まず、父上を何が起こっても冷静かつ迅速に動けるように『体』に叩き込んだ。お陰で父上の首から下はどんな状況下に置かれようと「貴族当主」として「武人」として正しく行動できる。本人はパニックに陥って全く覚えていない状態にも拘わらずに。父上が人間らしい感情を抱けるようになったのは母上との婚約とその後の結婚生活からだ。
バートンが常々、「奥様は正しい子育てをなさっておられました」と呟いていたので、母上が父上の情緒を育てたのだろう。

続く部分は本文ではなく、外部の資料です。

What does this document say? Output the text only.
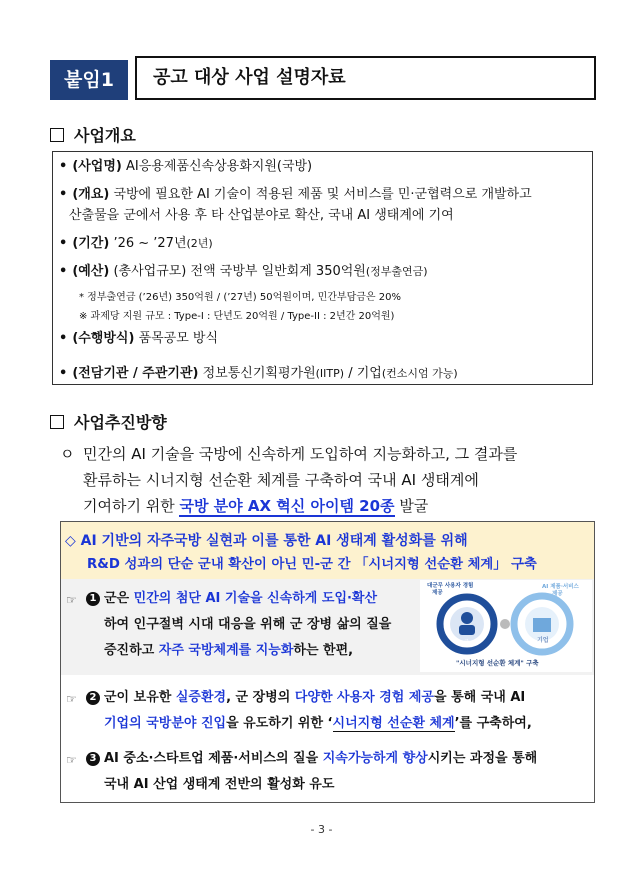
붙임1	공고 대상 사업 설명자료
사업개요
• (사업명) AI응용제품신속상용화지원(국방)
• (개요) 국방에 필요한 AI 기술이 적용된 제품 및 서비스를 민·군협력으로 개발하고
산출물을 군에서 사용 후 타 산업분야로 확산, 국내 AI 생태계에 기여
• (기간) ’26 ~ ’27년(2년)
• (예산) (총사업규모) 전액 국방부 일반회계 350억원(정부출연금)
* 정부출연금 (’26년) 350억원 / (’27년) 50억원이며, 민간부담금은 20%
※ 과제당 지원 규모 : Type-I : 단년도 20억원 / Type-II : 2년간 20억원)
• (수행방식) 품목공모 방식
• (전담기관 / 주관기관) 정보통신기획평가원(IITP) / 기업(컨소시엄 가능)
사업추진방향
ㅇ 민간의 AI 기술을 국방에 신속하게 도입하여 지능화하고, 그 결과를
환류하는 시너지형 선순환 체계를 구축하여 국내 AI 생태계에
기여하기 위한 국방 분야 AX 혁신 아이템 20종 발굴
◇ AI 기반의 자주국방 실현과 이를 통한 AI 생태계 활성화를 위해
R&D 성과의 단순 군내 확산이 아닌 민-군 간 「시너지형 선순환 체계」 구축
☞	1 군은 민간의 첨단 AI 기술을 신속하게 도입·확산
하여 인구절벽 시대 대응을 위해 군 장병 삶의 질을
증진하고 자주 국방체계를 지능화하는 한편,
대군무 사용자 경험
제공
AI 제품·서비스
제공
군	기업
"시너지형 선순환 체계" 구축
☞	2 군이 보유한 실증환경, 군 장병의 다양한 사용자 경험 제공을 통해 국내 AI
기업의 국방분야 진입을 유도하기 위한 ‘시너지형 선순환 체계’를 구축하여,
☞	3 AI 중소·스타트업 제품·서비스의 질을 지속가능하게 향상시키는 과정을 통해
국내 AI 산업 생태계 전반의 활성화 유도
- 3 -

父上ほど酷くはなくても大多数の貴族はスパルタ教育を徹底した。
親や家に反発して家出する者もいれば、家督を継ぐことを拒む者もいた。が、それらの末路は更に悲惨だ。一族で「始めからいなかった」とされ人知れず「処理」された件は枚挙に暇がない。
当然、弊害も起きる。
スパルタ教育によって「結果重視」の人材が増えたことだ。成果を出せばその過程は重要視しない、といった偏った考えの者が増えてしまった。確かに結果は大事だ。だがその過程が違法行為すれすれでは話にならない。国内だけならなんとなるかもしれないが、諸外国の者を相手に行えば国際問題になる。過程も重要視する教育がなされたのが私たち世代だ。お陰で親世代よりも自由度があり、精神を病む者も少ない。